The plaintiff today filed her opposition to the anti-SLAPP motion filed by the defendants last month in the Sherrod v. Breitbart suit. In it, as I predicted last month, she first argues that the statute has no application to her suit because it did not become effective until one and half months after her lawsuit was filed, and cannot be applied retroactively.
According to the plaintiff, unless the statute is purely procedural (and she notes that the defendants have argued that it is not), or contains any indication that it was intended to have retroactive effect (which it does not, according to her), it applies prospectively only, and thus has no application to the case. Sherrod quotes from the statute’s legislative history and the defendants’ brief to argue that the statute has substantive elements and thus cannot be applied retroactively.
The plaintiff next argues, if the statute could be applied retroactively, that would mean it is purely procedural and that this fact would make it inapplicable in federal court under the Erie doctrine, which requires federal courts to apply federal procedural rules to cases pending in federal court. This is an especially clever argument by the plaintiff; in effect, she is forcing the defendants to elect whether they will argue that the statute is substantive (to overcome the Erie issue, but which is problematic for them on the retroactivity issue) or procedural (to overcome the retroactivity problem, but which is problematic for them on the Erie quandary). It will be interesting to see how the defendants respond to this “heads I win, tails you lose” argument.
The plaintiff also argues that, because the statute requires a moving party to file a special motion to dismiss within 45 days after service of the claim, the motion was not timely made because the complaint was served on February 12, 2011 and the motion was not filed until April 18, 2011.
Finally, she argues that she has demonstrated that she is likely to succeed on her claims and, for that reason, the motion should be denied.

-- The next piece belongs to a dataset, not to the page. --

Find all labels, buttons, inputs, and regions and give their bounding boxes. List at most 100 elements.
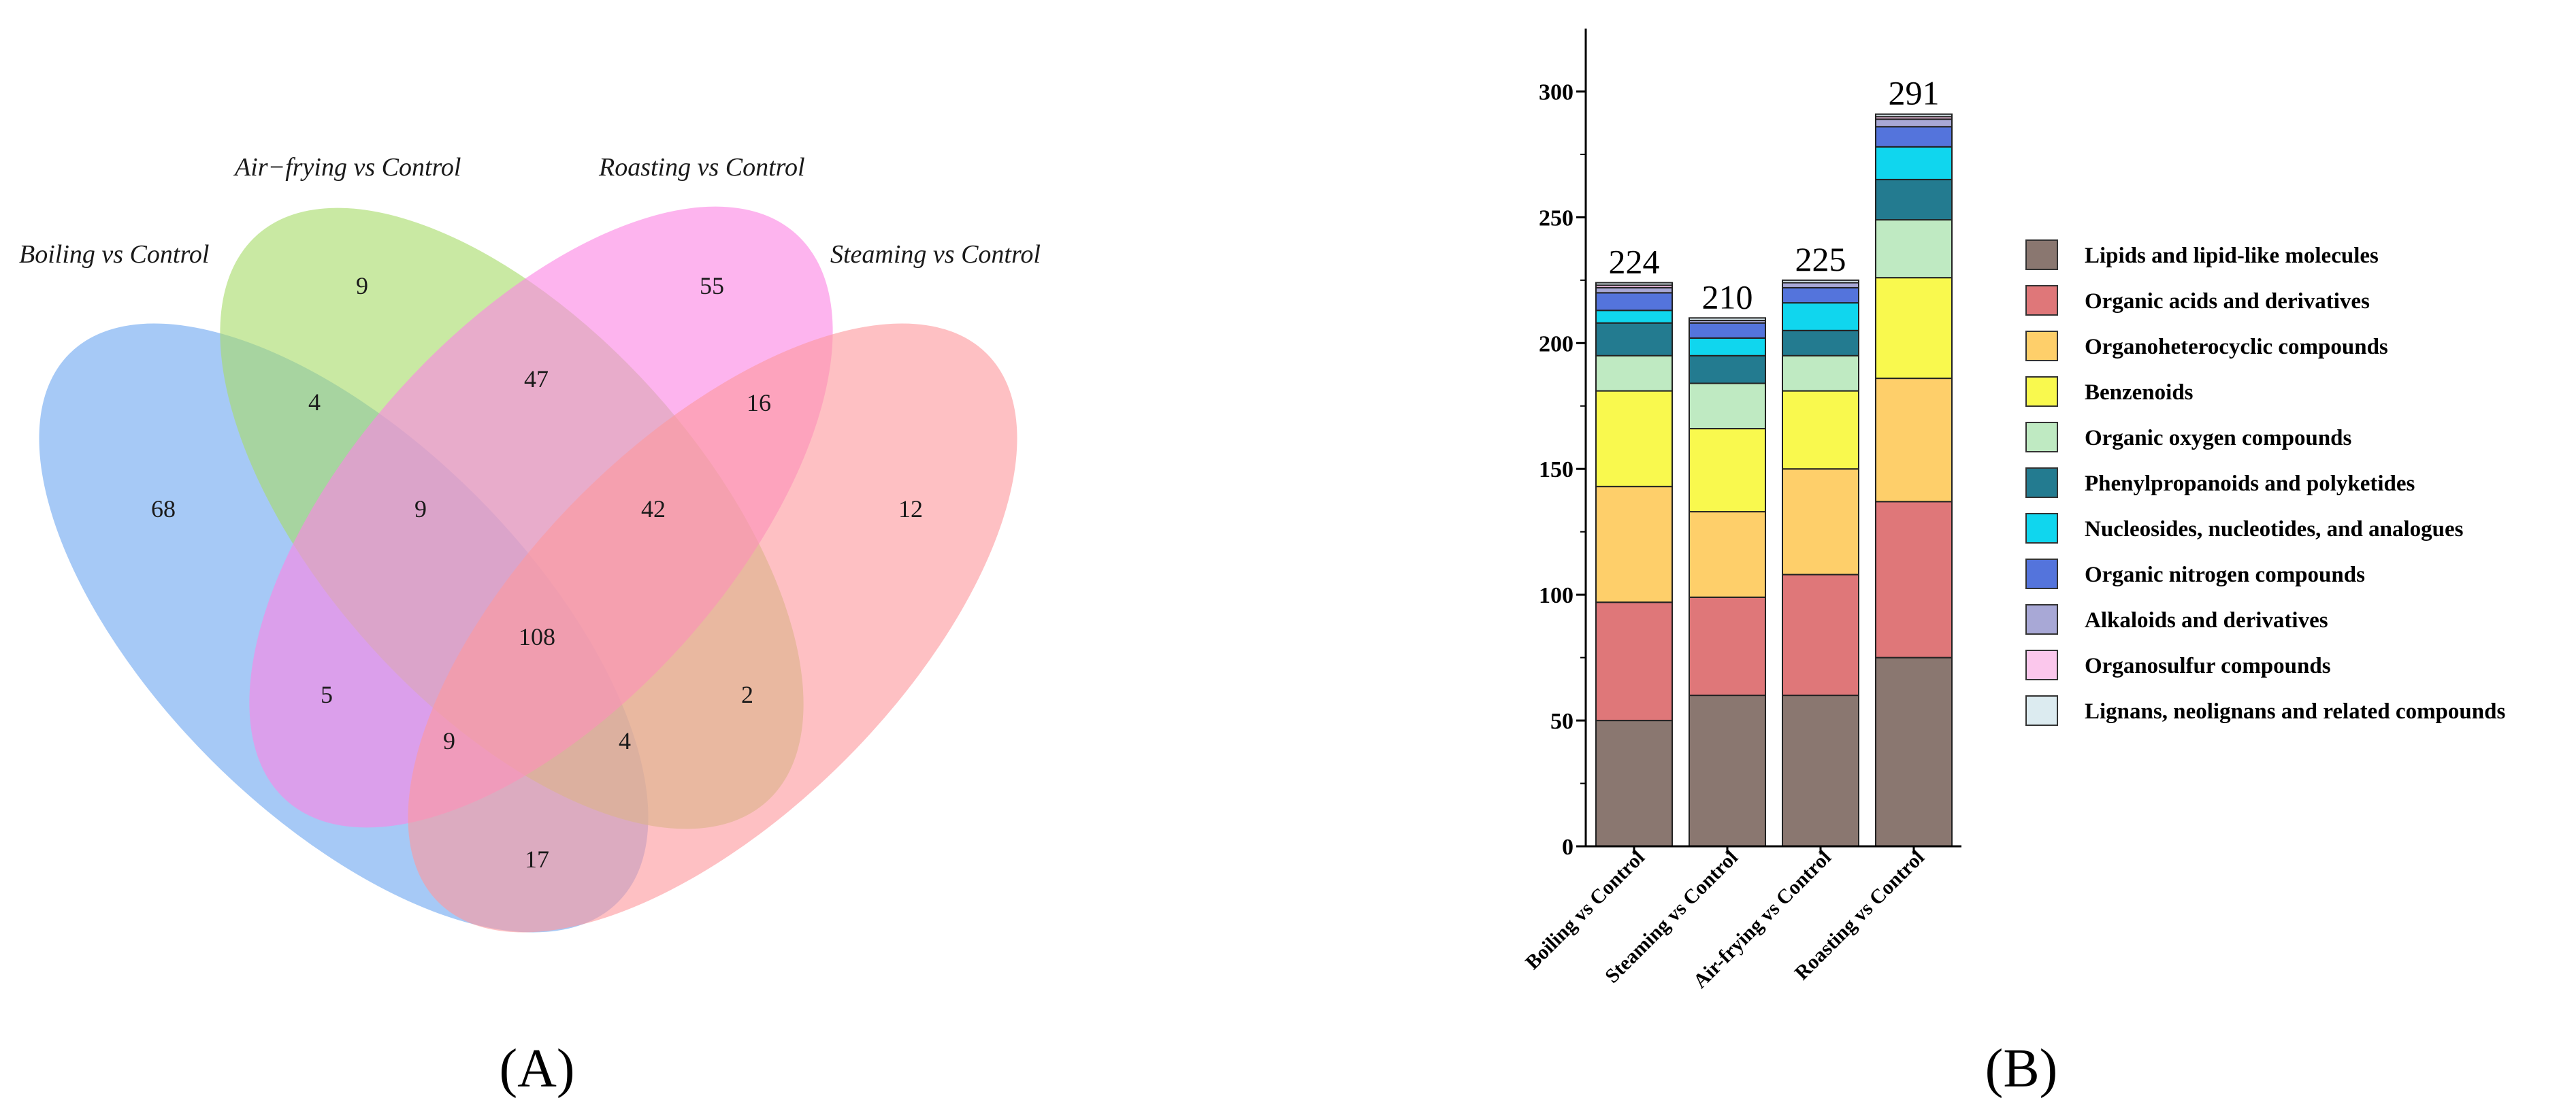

Of the four arguments, the retroactivity and Erie arguments appear to pose the greatest threat to the defendants’ motion. The plaintiff’s opposition, essentially, argues that the defendants cannot prevail because, if the anti-SLAPP statute is procedural (which would allow it to be applied retroactively), it cannot be applied in federal court (under the Erie doctrine). On the other hand, if it is substantive (and thus can be applied in federal court), it cannot be applied retroactively. Thus, according to the plaintiff, “[d]efendants have created a Catch-22 for themselves: either the statute is partially substantive (or has substantive consequences) and is therefore not retroactive under D.C. law or it is purely procedural and inapplicable in federal court under Erie. Defendants cannot argue ‘procedure’ on the one hand and ‘substance’ on the other merely to suit their convenience.”